Often disasters come to our attention as they are happening. In general the United States lacks a culture of preparedness. We are very reactive (as opposed to proactive) when it comes to disasters. In reality, the actual life cycle of a disaster includes much more than what is seen on the news.
Over the past 70 years, disaster researchers have found that disasters occur over a life cycle of four phases: mitigation, preparedness, response, and recovery (Carr, 1932). Throughout these phases, individuals and communities experience different needs that require the assistance of different organizations. Mitigation includes implementing measures to reduce or eliminate the threat of a disaster. This could include large city-wide projects, such as building levees, or individual efforts, such as purchasing flood insurance. Preparedness involves readying yourself or your community for the response to or recovery from a disaster in the future. City-wide preparedness may include installing tornado sirens, while individual preparedness may include creating a family evacuation plan. Response is what the public typically thinks of when imagining a disaster. It is the flashing lights, evacuation, search and rescue, and sheltering individuals. Typically organizations that are involved in response have systems in place to coordinate their efforts. Resources are usually more abundant than the public thinks because of an influx of resources (including donations) from outside the impacted area. Finally there is recovery, a phase that is often forgotten. Recovery involves restoring, rebuilding, and reshaping the impacted area (Smith & Wenger, 2011).

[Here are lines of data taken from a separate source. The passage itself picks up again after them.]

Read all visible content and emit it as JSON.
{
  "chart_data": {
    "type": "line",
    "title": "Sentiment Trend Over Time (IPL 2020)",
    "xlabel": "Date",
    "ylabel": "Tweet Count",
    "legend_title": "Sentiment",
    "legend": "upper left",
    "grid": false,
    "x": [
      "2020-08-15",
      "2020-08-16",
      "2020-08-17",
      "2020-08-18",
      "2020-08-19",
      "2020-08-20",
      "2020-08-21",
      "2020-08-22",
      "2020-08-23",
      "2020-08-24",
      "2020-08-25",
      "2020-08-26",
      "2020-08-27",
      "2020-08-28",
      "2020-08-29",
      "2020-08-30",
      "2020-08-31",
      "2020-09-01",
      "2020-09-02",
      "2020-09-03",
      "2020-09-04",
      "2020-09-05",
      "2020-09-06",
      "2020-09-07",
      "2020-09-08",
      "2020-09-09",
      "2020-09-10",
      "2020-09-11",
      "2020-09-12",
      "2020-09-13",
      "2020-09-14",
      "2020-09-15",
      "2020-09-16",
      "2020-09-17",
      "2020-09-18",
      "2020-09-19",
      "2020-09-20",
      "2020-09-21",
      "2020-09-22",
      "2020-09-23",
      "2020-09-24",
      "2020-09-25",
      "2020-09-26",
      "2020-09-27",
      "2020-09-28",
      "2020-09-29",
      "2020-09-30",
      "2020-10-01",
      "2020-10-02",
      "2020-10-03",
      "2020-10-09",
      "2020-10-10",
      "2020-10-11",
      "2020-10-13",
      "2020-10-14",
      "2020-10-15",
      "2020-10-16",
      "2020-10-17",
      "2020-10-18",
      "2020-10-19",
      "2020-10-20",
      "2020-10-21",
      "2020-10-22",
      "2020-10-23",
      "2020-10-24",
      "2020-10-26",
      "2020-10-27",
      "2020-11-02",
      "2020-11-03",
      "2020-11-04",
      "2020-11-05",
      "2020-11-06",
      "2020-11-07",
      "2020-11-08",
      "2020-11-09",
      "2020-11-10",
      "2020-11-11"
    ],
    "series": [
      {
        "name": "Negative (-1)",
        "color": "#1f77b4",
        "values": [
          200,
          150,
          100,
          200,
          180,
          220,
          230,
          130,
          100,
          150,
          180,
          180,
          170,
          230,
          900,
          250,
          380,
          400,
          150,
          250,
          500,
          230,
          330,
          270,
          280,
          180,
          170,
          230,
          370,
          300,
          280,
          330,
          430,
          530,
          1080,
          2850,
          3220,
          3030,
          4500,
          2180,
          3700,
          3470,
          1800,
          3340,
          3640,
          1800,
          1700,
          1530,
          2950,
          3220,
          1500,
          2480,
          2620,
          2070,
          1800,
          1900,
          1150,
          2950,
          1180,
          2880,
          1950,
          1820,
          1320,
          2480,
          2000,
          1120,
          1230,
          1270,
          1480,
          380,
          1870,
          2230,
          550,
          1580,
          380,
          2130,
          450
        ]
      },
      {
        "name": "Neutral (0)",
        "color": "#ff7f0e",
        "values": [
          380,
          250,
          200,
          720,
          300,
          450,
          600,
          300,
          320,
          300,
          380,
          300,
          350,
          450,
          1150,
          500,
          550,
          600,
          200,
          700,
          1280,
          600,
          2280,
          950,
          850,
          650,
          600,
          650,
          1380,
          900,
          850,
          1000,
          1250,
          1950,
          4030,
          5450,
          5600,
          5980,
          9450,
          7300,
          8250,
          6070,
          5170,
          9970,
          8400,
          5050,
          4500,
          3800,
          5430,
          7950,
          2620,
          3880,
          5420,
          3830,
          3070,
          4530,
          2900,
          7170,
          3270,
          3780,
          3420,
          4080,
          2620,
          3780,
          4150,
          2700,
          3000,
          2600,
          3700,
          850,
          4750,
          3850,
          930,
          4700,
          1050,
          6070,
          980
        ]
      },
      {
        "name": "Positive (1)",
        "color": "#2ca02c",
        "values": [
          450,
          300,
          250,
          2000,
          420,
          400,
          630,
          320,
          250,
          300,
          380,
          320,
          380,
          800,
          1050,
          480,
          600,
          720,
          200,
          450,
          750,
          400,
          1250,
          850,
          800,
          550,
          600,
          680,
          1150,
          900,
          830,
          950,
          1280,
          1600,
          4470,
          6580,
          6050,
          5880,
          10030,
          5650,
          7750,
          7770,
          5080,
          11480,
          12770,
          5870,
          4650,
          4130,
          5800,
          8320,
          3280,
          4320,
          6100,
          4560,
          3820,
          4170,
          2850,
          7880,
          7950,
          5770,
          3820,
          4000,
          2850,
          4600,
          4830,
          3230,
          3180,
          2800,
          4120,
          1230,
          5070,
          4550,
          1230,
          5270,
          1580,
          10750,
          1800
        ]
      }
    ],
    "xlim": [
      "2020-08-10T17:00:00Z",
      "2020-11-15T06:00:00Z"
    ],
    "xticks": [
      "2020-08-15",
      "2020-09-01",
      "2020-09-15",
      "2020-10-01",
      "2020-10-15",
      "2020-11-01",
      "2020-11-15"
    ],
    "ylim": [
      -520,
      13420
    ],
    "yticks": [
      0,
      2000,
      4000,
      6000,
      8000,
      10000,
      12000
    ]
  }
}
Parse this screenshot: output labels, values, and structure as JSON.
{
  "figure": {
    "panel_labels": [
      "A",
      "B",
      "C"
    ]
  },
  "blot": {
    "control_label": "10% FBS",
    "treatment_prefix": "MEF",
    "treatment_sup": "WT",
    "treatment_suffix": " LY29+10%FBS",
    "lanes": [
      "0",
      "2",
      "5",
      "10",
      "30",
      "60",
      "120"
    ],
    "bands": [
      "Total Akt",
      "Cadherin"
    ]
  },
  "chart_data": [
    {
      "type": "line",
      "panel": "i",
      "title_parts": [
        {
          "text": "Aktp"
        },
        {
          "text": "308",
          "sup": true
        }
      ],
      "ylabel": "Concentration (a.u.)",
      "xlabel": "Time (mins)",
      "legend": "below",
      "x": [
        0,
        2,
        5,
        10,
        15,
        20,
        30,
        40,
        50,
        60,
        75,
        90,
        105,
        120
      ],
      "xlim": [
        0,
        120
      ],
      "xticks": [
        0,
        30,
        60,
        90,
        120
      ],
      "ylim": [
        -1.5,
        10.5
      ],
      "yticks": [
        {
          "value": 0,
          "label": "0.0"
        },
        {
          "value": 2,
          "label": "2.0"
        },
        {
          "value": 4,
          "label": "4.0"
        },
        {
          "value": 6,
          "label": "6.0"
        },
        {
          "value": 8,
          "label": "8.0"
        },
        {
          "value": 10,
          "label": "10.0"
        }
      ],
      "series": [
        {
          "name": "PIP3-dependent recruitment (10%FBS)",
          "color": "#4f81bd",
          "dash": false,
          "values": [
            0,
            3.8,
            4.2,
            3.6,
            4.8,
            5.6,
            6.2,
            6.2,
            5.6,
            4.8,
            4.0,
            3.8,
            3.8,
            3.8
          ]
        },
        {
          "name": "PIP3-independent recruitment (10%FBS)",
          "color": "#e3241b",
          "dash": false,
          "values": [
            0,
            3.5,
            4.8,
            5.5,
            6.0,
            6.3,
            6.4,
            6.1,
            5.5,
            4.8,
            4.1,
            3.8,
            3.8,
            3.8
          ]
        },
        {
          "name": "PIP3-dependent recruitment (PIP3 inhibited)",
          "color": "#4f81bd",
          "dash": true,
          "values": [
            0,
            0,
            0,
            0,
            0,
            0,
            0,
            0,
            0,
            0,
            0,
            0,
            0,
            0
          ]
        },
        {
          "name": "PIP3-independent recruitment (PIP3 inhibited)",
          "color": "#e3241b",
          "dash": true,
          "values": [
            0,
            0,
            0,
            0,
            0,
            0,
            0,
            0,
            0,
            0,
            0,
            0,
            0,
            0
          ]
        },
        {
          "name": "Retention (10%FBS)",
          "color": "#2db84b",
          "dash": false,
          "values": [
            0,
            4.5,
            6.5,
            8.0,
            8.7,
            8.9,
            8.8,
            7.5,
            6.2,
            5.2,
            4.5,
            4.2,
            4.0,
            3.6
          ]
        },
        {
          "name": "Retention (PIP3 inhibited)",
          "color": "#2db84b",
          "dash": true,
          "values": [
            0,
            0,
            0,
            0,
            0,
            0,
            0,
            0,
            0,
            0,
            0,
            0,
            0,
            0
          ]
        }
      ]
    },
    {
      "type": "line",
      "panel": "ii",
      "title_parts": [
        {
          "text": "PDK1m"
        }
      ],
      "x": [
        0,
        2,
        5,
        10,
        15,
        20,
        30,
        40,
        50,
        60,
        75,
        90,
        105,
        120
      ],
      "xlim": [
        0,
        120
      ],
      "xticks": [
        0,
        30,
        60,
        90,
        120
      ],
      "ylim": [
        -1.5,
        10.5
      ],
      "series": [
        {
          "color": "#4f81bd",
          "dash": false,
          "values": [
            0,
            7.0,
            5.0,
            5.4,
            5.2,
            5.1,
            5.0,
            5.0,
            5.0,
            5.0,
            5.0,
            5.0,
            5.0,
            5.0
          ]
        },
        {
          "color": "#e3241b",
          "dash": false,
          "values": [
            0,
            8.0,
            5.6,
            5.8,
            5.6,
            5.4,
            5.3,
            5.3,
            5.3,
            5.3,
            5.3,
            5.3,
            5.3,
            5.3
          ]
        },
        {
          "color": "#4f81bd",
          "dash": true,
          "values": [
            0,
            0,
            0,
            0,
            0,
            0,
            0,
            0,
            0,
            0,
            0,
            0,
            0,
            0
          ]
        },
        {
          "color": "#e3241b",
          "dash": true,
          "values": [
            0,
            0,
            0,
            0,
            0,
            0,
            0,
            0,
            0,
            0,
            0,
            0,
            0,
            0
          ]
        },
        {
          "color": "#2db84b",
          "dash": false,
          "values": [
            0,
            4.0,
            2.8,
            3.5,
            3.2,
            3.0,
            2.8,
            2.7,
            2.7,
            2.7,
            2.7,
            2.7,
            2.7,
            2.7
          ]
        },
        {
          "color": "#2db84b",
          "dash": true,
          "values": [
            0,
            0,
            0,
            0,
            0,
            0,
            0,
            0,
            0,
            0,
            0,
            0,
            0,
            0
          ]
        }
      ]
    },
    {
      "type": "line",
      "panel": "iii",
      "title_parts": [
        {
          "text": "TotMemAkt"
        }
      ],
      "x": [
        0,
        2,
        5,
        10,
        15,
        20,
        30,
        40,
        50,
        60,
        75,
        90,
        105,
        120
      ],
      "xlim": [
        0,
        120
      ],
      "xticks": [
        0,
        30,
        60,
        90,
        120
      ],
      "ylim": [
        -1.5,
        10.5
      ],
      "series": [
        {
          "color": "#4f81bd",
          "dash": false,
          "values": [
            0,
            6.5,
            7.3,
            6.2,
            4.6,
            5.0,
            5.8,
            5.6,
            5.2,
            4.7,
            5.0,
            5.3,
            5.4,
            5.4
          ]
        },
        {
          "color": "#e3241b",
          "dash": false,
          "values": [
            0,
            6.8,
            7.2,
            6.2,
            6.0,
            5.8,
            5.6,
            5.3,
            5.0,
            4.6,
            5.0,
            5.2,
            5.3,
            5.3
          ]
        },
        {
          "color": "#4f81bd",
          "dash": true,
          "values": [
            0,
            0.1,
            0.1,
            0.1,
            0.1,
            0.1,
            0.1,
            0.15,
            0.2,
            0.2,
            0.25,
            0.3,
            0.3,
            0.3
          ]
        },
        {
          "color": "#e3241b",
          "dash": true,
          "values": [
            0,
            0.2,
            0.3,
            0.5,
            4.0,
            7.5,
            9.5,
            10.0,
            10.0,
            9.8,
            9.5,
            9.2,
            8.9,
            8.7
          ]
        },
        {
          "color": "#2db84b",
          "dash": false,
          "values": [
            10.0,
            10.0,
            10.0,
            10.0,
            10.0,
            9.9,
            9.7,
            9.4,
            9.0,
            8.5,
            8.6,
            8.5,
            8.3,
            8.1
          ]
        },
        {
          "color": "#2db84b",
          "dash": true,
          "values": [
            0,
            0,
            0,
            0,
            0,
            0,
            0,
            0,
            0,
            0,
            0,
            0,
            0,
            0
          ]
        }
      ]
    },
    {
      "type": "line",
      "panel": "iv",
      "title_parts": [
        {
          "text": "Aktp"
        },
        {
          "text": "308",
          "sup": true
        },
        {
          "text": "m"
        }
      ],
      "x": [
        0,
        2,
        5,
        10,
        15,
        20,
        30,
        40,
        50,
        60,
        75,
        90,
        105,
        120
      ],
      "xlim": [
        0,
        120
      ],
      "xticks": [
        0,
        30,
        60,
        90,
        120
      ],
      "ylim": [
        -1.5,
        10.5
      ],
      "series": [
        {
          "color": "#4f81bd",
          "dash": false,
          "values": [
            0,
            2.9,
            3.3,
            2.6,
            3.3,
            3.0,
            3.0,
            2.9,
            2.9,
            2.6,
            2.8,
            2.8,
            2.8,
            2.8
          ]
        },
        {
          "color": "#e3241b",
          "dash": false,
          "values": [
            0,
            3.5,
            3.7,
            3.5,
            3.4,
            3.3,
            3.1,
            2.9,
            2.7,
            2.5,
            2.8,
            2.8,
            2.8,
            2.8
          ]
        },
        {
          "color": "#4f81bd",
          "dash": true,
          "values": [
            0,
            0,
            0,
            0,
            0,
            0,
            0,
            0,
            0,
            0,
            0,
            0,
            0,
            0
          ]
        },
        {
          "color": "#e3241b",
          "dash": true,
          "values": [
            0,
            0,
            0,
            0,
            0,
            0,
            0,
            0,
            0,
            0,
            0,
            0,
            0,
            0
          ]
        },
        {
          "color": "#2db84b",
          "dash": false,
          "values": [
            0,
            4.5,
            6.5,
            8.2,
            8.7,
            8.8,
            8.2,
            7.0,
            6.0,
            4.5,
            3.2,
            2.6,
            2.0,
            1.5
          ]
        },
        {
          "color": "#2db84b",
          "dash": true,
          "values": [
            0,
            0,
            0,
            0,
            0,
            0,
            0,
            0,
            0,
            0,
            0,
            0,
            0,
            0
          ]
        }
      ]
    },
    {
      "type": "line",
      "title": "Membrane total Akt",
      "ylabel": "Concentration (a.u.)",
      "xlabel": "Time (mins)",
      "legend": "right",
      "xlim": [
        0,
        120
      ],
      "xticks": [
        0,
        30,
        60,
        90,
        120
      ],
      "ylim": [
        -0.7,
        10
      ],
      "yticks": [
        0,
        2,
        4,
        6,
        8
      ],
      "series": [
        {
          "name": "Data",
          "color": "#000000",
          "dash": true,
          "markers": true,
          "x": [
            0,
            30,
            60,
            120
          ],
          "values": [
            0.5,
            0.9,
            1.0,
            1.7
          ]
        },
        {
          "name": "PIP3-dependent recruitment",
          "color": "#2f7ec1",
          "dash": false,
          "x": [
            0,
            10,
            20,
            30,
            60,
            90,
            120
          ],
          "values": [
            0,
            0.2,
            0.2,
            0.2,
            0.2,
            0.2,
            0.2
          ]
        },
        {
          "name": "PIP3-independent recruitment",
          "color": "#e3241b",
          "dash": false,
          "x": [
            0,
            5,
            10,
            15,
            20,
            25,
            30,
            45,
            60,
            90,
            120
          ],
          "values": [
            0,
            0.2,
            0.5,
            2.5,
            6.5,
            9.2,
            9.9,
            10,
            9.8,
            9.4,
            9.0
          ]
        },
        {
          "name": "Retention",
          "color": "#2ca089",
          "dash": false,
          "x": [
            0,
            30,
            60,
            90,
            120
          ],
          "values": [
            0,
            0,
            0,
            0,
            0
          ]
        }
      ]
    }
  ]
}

A great number of needs arise during recovery. Unfortunately because of the lack of planning, diversity of needs, the expense, and the length of time recovery often takes, many of these needs go unmet. Recovery is an aspect of disasters that is greatly in need of public awareness and, relatedly, resources. Coordinating the recovery process is a monumental task, with groups from inside and outside the impacted area coming together to meet the needs of the community (Phillips, 2009).
By looking at the big picture of the disaster life cycle, it becomes clear that most organizations focus their resources on response, often leaving recovery behind. Foundation Beyond Belief is committed to addressing these unmet needs during recovery, where help is often needed most.
This monthly blog series will explore the world of disasters and how Foundation Beyond Belief is creating evidence-based programs to mobilize the secular humanist community to respond.
Carr, L. J. (1932). Disaster and the sequence-pattern concept of social change. American Journal of Sociology, 207-218.
Phillips, B. (2009). Disaster recovery. New York: Taylor & Francis.
Smith, G. P., & Wenger, D. (2007). Sustainable disaster recovery: Operationalizing an existing agenda. In Handbook of disaster research (pp. 234-257). New York: Springer.